Monday, 17 October 2011

My Birth Plan

My first birth was great albeit with extra pain brought about by early artificial rupture of amniotic membrane (which happened without my consent), I believe it could be greatly improved.  After countless hours of research and 12.5 hours worth of hypno-birthing classes, I am now more prepared mentally and physically to give natural birth the second time around.  Now that I know better, I want to do better. 

Having a birth plan is not so straightforward.  Firstly, some doctors are not so keen on it because it deviates from their routine procedure.  But that is exactly the point, every mom gives birth differently so one mold does not fit all.  Secondly, the care providers and hospital policies are, if not oblivious, unreceptive to such requests.  Third, keeping the birth plan short is a challenge.  The more you know, the more you realize that much of the processes and procedures greatly affect the quality of birthing and most importantly the baby’s first experience earthbound. 

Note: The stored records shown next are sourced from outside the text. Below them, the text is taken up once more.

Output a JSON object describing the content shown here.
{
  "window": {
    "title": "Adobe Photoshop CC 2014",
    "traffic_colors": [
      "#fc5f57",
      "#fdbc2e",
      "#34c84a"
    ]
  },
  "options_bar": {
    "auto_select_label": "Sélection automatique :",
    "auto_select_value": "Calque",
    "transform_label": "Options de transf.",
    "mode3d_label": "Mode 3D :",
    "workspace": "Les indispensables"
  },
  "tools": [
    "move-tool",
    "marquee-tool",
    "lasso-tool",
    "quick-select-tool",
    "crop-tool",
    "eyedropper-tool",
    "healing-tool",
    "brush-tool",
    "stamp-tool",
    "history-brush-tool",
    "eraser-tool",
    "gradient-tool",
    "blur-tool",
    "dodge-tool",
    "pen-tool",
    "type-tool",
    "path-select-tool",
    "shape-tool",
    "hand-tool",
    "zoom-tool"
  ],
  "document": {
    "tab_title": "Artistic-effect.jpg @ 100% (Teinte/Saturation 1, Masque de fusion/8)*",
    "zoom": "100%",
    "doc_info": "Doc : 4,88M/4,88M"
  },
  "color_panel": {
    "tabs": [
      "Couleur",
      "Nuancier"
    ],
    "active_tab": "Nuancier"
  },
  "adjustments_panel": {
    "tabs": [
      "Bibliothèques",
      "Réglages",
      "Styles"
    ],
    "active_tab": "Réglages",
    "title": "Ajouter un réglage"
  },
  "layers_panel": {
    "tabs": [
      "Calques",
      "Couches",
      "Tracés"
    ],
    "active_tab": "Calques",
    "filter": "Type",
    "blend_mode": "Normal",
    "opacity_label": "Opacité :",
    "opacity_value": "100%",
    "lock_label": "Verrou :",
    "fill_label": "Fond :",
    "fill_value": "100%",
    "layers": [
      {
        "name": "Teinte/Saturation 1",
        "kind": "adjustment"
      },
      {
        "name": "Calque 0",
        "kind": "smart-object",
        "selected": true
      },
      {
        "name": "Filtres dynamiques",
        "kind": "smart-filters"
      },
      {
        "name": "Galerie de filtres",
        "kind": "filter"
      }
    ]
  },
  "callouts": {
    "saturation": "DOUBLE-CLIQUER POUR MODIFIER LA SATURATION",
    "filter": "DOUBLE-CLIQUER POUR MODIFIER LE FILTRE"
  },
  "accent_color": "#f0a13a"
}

I will be absolutely thrilled if all goes to plan. My husband and I, however, have discussed on how we would handle the unexpected, when it does happen.   Thanks to our hypno-birthing class, we come prepared and have an acronym for it - BRAND.  Remembering what the acronym stands for is very helpful when medical intervention becomes an option: to ask 1) the BENEFITS of the solution being offered, 2) what are the RISKS of the provided solution, 3) are there any other ALTERNATIVE solutions, 4) what happens if we do NOTHING and stick with the birth plan and 5) how much time do we have to make a DECISION.

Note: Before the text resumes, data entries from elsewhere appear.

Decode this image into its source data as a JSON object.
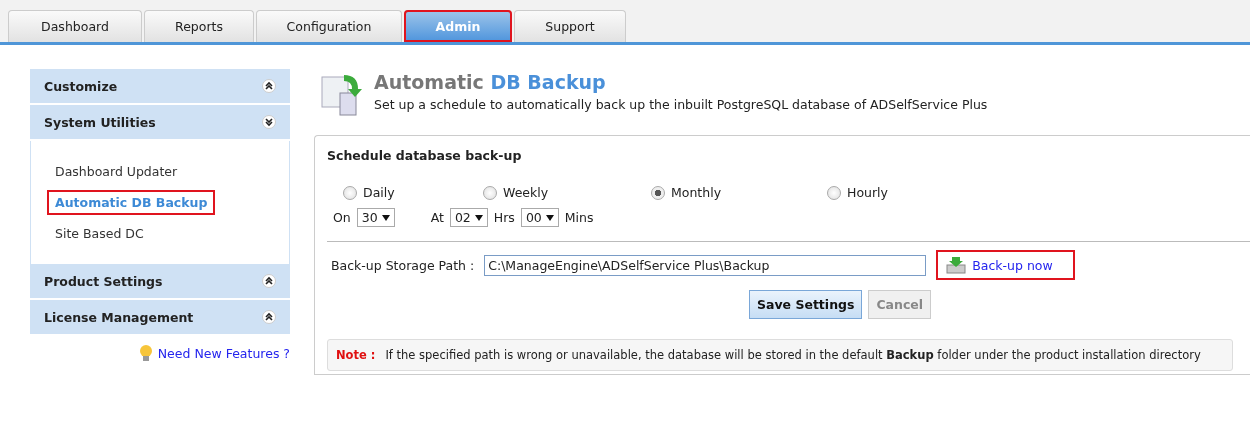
{
  "tabs": [
    {
      "label": "Dashboard",
      "selected": false,
      "highlighted": false
    },
    {
      "label": "Reports",
      "selected": false,
      "highlighted": false
    },
    {
      "label": "Configuration",
      "selected": false,
      "highlighted": false
    },
    {
      "label": "Admin",
      "selected": true,
      "highlighted": true
    },
    {
      "label": "Support",
      "selected": false,
      "highlighted": false
    }
  ],
  "sidebar": {
    "sections": [
      {
        "title": "Customize",
        "expanded": false
      },
      {
        "title": "System Utilities",
        "expanded": true,
        "items": [
          {
            "label": "Dashboard Updater",
            "selected": false,
            "highlighted": false
          },
          {
            "label": "Automatic DB Backup",
            "selected": true,
            "highlighted": true
          },
          {
            "label": "Site Based DC",
            "selected": false,
            "highlighted": false
          }
        ]
      },
      {
        "title": "Product Settings",
        "expanded": false
      },
      {
        "title": "License Management",
        "expanded": false
      }
    ],
    "feature_link": "Need New Features ?"
  },
  "header": {
    "title_prefix": "Automatic",
    "title_highlight": "DB Backup",
    "subtitle": "Set up a schedule to automatically back up the inbuilt PostgreSQL database of ADSelfService Plus"
  },
  "schedule": {
    "title": "Schedule database back-up",
    "frequencies": [
      {
        "label": "Daily",
        "selected": false
      },
      {
        "label": "Weekly",
        "selected": false
      },
      {
        "label": "Monthly",
        "selected": true
      },
      {
        "label": "Hourly",
        "selected": false
      }
    ],
    "day_label": "On",
    "day_value": "30",
    "time_label": "At",
    "hours_value": "02",
    "hours_label": "Hrs",
    "minutes_value": "00",
    "minutes_label": "Mins"
  },
  "storage": {
    "label": "Back-up Storage Path :",
    "path": "C:\\ManageEngine\\ADSelfService Plus\\Backup",
    "backup_link": "Back-up now",
    "backup_highlighted": true
  },
  "buttons": [
    {
      "label": "Save Settings",
      "kind": "primary"
    },
    {
      "label": "Cancel",
      "kind": "secondary"
    }
  ],
  "note": {
    "label": "Note :",
    "text": "If the specified path is wrong or unavailable, the database will be stored in the default **Backup** folder under the product installation directory"
  }
}
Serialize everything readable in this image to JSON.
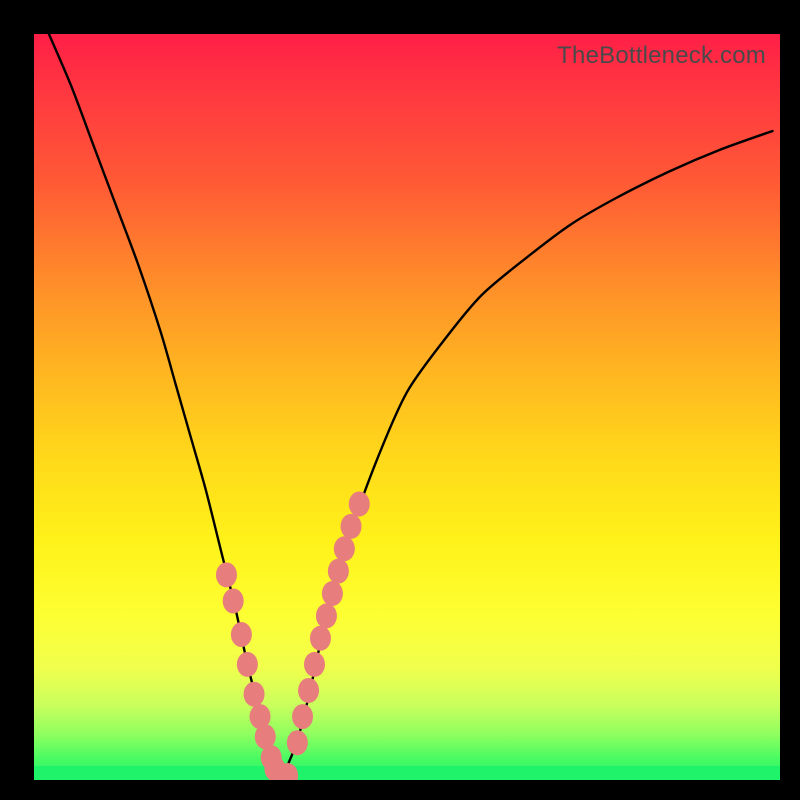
{
  "watermark": "TheBottleneck.com",
  "colors": {
    "frame": "#000000",
    "curve": "#000000",
    "dot_fill": "#e87d7d",
    "dot_stroke": "#d86a6a",
    "gradient_top": "#ff1f47",
    "gradient_bottom": "#1ef36a"
  },
  "chart_data": {
    "type": "line",
    "title": "",
    "xlabel": "",
    "ylabel": "",
    "xlim": [
      0,
      100
    ],
    "ylim": [
      0,
      100
    ],
    "grid": false,
    "legend": false,
    "annotations": [],
    "series": [
      {
        "name": "bottleneck-curve",
        "x": [
          2,
          5,
          8,
          11,
          14,
          17,
          19,
          21,
          23,
          25,
          27,
          28.5,
          30,
          31,
          32,
          33,
          34,
          35.5,
          37,
          39,
          42,
          46,
          50,
          55,
          60,
          66,
          72,
          78,
          85,
          92,
          99
        ],
        "y": [
          100,
          93,
          85,
          77,
          69,
          60,
          53,
          46,
          39,
          31,
          23,
          16,
          10,
          6,
          2,
          0.5,
          2,
          6,
          12,
          21,
          32,
          43,
          52,
          59,
          65,
          70,
          74.5,
          78,
          81.5,
          84.5,
          87
        ]
      }
    ],
    "highlight_dots": {
      "name": "marked-points",
      "x": [
        25.8,
        26.7,
        27.8,
        28.6,
        29.5,
        30.3,
        31.0,
        31.8,
        32.3,
        33.0,
        34.0,
        35.3,
        36.0,
        36.8,
        37.6,
        38.4,
        39.2,
        40.0,
        40.8,
        41.6,
        42.5,
        43.6
      ],
      "y": [
        27.5,
        24.0,
        19.5,
        15.5,
        11.5,
        8.5,
        5.8,
        3.0,
        1.5,
        0.6,
        0.6,
        5.0,
        8.5,
        12.0,
        15.5,
        19.0,
        22.0,
        25.0,
        28.0,
        31.0,
        34.0,
        37.0
      ]
    }
  }
}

At the end of the day, it is about making an informed decision.  I am of course not against medical intervention.  In fact, we are very fortunate to live in a time when such interventions are readily available in order to save a mother or baby’s life.  What we don’t want is treating an otherwise normal physiological event into a medical procedure, when labor inducement is introduced even when mom and baby are doing great or caesarean is automatically performed because of breech position without even exploring options - when everything is done so routinely. 

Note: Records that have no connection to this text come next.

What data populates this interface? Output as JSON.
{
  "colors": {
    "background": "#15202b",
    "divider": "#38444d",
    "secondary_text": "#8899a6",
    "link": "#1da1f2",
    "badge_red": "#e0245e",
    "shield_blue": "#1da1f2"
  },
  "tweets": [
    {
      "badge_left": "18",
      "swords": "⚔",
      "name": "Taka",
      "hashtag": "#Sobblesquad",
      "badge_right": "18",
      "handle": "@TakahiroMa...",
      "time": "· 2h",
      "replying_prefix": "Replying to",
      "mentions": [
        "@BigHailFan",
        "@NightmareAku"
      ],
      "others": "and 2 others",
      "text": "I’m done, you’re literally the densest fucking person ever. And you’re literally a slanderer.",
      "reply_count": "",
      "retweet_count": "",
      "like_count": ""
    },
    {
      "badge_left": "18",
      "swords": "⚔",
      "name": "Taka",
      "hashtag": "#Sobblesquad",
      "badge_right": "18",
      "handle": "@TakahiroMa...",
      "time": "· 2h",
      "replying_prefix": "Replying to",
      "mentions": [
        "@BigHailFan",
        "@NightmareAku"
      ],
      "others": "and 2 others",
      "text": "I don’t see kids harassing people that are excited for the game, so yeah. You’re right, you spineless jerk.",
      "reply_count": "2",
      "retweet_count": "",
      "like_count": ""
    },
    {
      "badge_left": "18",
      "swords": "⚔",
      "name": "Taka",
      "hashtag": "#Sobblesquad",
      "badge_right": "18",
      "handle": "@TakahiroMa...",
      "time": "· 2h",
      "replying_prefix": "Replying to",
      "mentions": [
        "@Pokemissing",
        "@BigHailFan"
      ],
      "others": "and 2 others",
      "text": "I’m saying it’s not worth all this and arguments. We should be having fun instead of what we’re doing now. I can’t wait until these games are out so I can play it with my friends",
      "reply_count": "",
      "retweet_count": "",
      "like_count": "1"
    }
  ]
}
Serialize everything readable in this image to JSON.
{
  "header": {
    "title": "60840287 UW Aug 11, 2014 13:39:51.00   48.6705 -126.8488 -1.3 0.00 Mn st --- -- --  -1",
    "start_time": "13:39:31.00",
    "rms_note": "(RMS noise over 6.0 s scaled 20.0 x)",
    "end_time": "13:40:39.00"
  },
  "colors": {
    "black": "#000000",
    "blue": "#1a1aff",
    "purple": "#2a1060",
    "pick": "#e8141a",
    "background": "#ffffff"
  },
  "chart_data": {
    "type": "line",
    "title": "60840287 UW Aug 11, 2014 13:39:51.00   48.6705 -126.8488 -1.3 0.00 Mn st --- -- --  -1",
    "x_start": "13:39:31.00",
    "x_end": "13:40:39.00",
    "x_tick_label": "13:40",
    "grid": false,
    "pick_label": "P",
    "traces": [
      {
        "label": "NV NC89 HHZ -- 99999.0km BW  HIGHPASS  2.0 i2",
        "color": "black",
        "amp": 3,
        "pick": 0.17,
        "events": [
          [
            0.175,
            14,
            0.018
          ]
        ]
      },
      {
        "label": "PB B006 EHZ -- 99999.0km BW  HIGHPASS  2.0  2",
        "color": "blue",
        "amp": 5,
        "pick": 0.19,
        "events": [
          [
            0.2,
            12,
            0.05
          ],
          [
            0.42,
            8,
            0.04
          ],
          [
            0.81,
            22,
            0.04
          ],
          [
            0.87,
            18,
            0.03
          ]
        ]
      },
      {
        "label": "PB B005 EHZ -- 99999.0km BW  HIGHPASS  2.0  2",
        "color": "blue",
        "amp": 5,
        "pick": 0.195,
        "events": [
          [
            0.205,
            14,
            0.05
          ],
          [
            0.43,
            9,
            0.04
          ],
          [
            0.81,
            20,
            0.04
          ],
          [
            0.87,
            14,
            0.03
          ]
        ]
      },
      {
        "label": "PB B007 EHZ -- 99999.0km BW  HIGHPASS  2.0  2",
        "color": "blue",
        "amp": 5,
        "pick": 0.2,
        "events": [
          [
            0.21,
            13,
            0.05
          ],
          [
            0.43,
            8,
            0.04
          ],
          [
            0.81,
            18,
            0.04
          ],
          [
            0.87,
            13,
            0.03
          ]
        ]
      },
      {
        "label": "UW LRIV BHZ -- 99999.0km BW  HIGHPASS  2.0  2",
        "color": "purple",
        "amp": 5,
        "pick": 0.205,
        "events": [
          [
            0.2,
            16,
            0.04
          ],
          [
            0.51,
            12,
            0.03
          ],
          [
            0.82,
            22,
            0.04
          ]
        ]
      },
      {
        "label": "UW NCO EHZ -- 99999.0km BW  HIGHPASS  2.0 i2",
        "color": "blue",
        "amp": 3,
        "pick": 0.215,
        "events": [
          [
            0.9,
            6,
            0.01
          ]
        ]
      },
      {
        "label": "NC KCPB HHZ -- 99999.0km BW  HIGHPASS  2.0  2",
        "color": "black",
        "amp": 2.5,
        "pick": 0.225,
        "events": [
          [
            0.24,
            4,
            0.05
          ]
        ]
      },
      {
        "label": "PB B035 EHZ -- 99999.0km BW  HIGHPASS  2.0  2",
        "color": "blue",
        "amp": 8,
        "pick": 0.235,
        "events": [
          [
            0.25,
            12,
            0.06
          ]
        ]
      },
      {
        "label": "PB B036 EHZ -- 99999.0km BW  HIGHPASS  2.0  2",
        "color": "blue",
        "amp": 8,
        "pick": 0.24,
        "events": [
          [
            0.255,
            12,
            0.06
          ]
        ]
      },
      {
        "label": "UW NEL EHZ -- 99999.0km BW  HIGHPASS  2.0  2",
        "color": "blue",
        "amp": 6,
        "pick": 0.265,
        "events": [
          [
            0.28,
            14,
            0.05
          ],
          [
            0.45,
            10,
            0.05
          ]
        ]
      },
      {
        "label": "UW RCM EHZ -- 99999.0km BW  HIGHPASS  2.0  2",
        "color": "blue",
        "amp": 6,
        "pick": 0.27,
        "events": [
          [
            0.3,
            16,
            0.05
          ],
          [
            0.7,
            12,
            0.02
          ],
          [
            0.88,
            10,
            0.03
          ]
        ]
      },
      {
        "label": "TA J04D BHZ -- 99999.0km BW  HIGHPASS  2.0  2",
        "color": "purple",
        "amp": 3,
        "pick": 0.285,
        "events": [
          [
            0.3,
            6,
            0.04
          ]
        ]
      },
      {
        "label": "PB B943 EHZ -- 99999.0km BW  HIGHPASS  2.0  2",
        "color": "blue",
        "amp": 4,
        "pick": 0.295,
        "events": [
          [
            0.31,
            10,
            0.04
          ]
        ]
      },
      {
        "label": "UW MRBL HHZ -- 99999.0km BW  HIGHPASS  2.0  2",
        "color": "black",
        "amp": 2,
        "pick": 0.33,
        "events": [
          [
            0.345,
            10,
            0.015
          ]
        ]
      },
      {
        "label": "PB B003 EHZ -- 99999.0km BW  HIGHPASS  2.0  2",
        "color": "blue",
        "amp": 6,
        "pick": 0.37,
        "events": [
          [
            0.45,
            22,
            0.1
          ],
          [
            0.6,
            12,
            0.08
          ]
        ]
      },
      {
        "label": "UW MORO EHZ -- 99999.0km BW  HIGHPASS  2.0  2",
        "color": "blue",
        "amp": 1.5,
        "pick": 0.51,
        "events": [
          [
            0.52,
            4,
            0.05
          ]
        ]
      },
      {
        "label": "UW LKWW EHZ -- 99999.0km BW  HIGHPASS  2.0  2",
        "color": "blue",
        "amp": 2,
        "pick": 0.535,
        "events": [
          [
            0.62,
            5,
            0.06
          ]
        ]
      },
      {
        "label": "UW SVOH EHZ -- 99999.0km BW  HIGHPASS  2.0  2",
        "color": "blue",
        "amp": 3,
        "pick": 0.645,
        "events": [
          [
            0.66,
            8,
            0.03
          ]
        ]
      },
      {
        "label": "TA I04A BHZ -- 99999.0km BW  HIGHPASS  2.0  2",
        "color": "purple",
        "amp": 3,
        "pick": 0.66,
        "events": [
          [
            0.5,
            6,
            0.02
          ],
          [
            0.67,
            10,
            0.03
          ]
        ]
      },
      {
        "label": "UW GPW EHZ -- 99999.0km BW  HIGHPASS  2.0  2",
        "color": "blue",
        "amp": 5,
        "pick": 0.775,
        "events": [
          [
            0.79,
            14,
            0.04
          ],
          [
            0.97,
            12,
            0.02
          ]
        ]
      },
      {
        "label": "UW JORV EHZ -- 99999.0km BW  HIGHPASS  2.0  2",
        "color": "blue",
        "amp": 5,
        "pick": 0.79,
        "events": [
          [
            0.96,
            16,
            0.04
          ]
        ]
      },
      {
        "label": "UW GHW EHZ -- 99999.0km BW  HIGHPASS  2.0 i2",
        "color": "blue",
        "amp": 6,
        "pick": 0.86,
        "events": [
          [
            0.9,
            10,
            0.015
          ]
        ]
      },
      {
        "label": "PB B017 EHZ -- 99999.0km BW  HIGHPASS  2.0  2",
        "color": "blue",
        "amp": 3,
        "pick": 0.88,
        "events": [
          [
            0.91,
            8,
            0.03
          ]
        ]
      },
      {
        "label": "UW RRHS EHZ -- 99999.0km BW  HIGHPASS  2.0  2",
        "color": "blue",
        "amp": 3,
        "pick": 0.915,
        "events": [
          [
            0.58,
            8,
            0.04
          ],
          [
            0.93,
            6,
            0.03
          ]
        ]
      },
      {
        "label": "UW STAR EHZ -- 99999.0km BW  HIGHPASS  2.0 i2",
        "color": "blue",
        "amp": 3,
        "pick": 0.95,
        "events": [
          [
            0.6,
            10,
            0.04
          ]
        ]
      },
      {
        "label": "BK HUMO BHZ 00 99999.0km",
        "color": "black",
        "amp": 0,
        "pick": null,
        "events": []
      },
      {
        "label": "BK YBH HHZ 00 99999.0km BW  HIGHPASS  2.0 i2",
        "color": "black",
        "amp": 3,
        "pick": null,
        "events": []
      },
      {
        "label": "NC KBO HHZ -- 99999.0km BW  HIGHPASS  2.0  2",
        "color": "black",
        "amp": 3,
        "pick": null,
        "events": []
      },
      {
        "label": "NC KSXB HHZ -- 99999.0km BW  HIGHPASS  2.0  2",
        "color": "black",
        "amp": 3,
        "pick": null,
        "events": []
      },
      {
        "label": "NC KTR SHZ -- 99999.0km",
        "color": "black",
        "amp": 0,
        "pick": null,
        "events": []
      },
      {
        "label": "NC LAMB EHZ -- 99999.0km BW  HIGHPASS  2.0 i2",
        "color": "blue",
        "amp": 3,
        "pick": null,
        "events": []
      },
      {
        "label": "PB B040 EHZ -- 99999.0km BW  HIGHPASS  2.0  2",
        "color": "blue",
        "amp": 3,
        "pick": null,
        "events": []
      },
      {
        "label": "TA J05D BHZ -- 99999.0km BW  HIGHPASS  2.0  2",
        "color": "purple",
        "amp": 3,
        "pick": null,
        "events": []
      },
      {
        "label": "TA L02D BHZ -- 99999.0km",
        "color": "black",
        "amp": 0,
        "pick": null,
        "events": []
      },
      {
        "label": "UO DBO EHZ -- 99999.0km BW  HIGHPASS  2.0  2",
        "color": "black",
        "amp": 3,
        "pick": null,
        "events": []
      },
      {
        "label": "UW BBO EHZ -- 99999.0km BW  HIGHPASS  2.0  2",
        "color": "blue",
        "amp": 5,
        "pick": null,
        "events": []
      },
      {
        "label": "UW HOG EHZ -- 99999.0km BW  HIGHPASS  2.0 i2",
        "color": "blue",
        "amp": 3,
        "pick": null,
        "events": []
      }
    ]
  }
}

This is the purpose of the birth plan – to give mothers the “voice”.  It is a conviction that giving gentle births to our babies is a step towards a more compassionate world. 


ADMISSION STAGE

  • To be assigned a nurse who is partial to natural birthing.
  • To self-hydrate and decline routine IV prep upon admission.
  • To have intermittent monitoring (EFM) of FHR after the mandatory twenty-minute strip at admission.
  • To be provided a labor room equipped with water tub.


DURING FIRST STAGE LABOR

  • The patience and understanding of care providers to support our wish for natural birth as much as possible.
  • To continue with intermittent monitoring (as agreed with doctor every 30minutes to 1 hour) only.
  • To be allowed to walk around or move during labor.
  • To be allowed to eat and drink, without the use of IV drip unless medically necessary.
  • To be fully consulted before any medical procedure is to be done (e.g. amniotomy, augmentation, membrane stripping).


DURING BIRTHING

  • To be allowed freedom of labor positions of choice (as discussed with my doctor, my pain tolerance and stamina is higher when I am on all fours).
  • To be allowed the use of HypnoBirth breathing techniques.  Mother-directed pushing.
  • Episiotomy only if necessary and only after discussion.
  • To allow the gentle descent of the baby – no pulling.  If possible, dim the bright lights temporarily at moment of birth and until baby is moved to mother’s chest.


FOLLOWING BIRTHING

  • To refrain from suctioning baby’s nose unless medically necessary.
  • Immediate skin-to-skin contact, with baby placed on mom’s lower chest.  Dad joins in this bonding by placing hand on baby’s back under warming blanket.
  • To be allowed mom-baby bonding as long as possible and delay measurements of weight, height, etc… and other procedures.
  • Delayed cord cutting.  Dad will only cut cord after it stops pulsating.
  • To allow vernix to be absorbed into baby’s skin; delay “cleaning”.
  • To refrain giving the baby glucose water.  Mom to breastfeed exclusively.
  • In the event of C-section, the Dad to be allowed to remain with mom in the operating and recovery room.
  • Dad will hold the baby after C-section and bring baby to Mom for viewing and eye contact.  In the absence of urgency, Dad continues to hold baby for bonding.